State justices to weigh IBM arguments

The intricacies of Indiana’s split with IBM gets another airing Monday, when the highest court in the state will gather on the third floor of the Indiana Statehouse to hear attorneys’ oral arguments on the value the governor’s testimony.

The debate already has cost Hoosier taxpayers at least $8 million, according to a contract with law firm Barnes & Thornburg, which was hired to represent the state’s social-services agency.

IBM attorneys have argued Gov. Mitch Daniels was an architect of the deal and asked for his deposition, and in December, the Marion Superior Court agreed.

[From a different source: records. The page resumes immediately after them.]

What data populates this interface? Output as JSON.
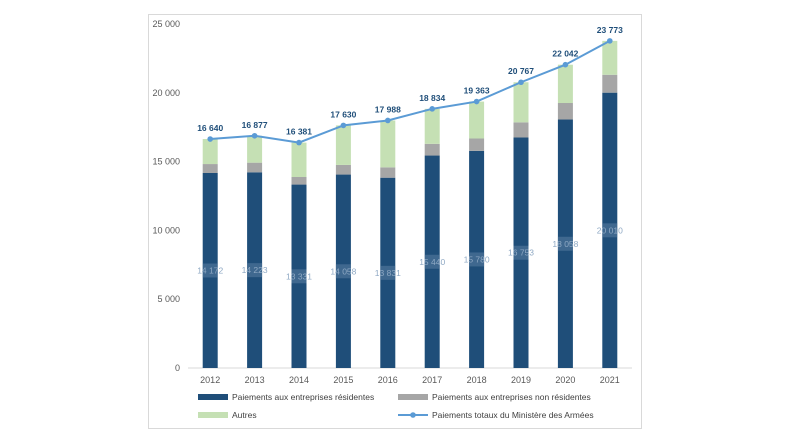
{
  "chart_data": {
    "type": "bar",
    "stacked": true,
    "categories": [
      "2012",
      "2013",
      "2014",
      "2015",
      "2016",
      "2017",
      "2018",
      "2019",
      "2020",
      "2021"
    ],
    "series": [
      {
        "name": "Paiements aux entreprises résidentes",
        "color": "#1f4e79",
        "values": [
          14172,
          14223,
          13331,
          14058,
          13831,
          15440,
          15780,
          16753,
          18058,
          20010
        ],
        "labels": [
          "14 172",
          "14 223",
          "13 331",
          "14 058",
          "13 831",
          "15 440",
          "15 780",
          "16 753",
          "18 058",
          "20 010"
        ]
      },
      {
        "name": "Paiements aux entreprises non résidentes",
        "color": "#a6a6a6",
        "values": [
          650,
          700,
          550,
          700,
          750,
          850,
          900,
          1100,
          1200,
          1300
        ]
      },
      {
        "name": "Autres",
        "color": "#c5e0b4",
        "values": [
          1818,
          1954,
          2500,
          2872,
          3407,
          2544,
          2683,
          2914,
          2784,
          2463
        ]
      },
      {
        "name": "Paiements totaux du Ministère des Armées",
        "type": "line",
        "color": "#5b9bd5",
        "values": [
          16640,
          16877,
          16381,
          17630,
          17988,
          18834,
          19363,
          20767,
          22042,
          23773
        ],
        "labels": [
          "16 640",
          "16 877",
          "16 381",
          "17 630",
          "17 988",
          "18 834",
          "19 363",
          "20 767",
          "22 042",
          "23 773"
        ]
      }
    ],
    "ylim": [
      0,
      25000
    ],
    "yticks": [
      0,
      5000,
      10000,
      15000,
      20000,
      25000
    ],
    "ytick_labels": [
      "0",
      "5 000",
      "10 000",
      "15 000",
      "20 000",
      "25 000"
    ],
    "grid": false,
    "legend_position": "bottom",
    "title": "",
    "xlabel": "",
    "ylabel": ""
  }
}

An initial court ruling shielded the governor based on an old state law prohibiting the governor and other elected officials from subpoena. IBM attorneys pushed back after the governor wrote about the IBM contract and his firing of the company in his 2011 book.

In December, Judge David Dreyer ruled the “unprecedented investment of public resources” in the case made it illogical to exclude Daniels’ participation.

IBM attorneys have entered into evidence thousands of pages of emails created by the administration, including Daniels, regarding the contract, but the contents of those emails have not been made public.

At issue are two lawsuits, filed the same day in May 2010. IBM sued the state for $53 million in contractual fees and equipment, while the state sued IBM for more than $400 million it paid the company.

About a quarter of the contract’s original $1.16 billion contract with IBM had been paid to the technology company when Indiana canceled the contract in 2009.

Late last month, Marion Superior Court issued a summary judgment ruling on several issues in the dispute. The court ruled many of the matters at issue should be resolved at trial, including whether IBM should receive $43 million in deferred fees and more than $9 million for equipment the state kept after the contract was canceled.

IBM, in a statement, said the state’s refusal of its contractual obligations endangered Indiana’s business environment and would be a deterrent to businesses considering moving or expanding operations to Indiana. IBM Corp. has some existing contracts with state agencies, but none that approaches the scale of the FSSA program, according to state records.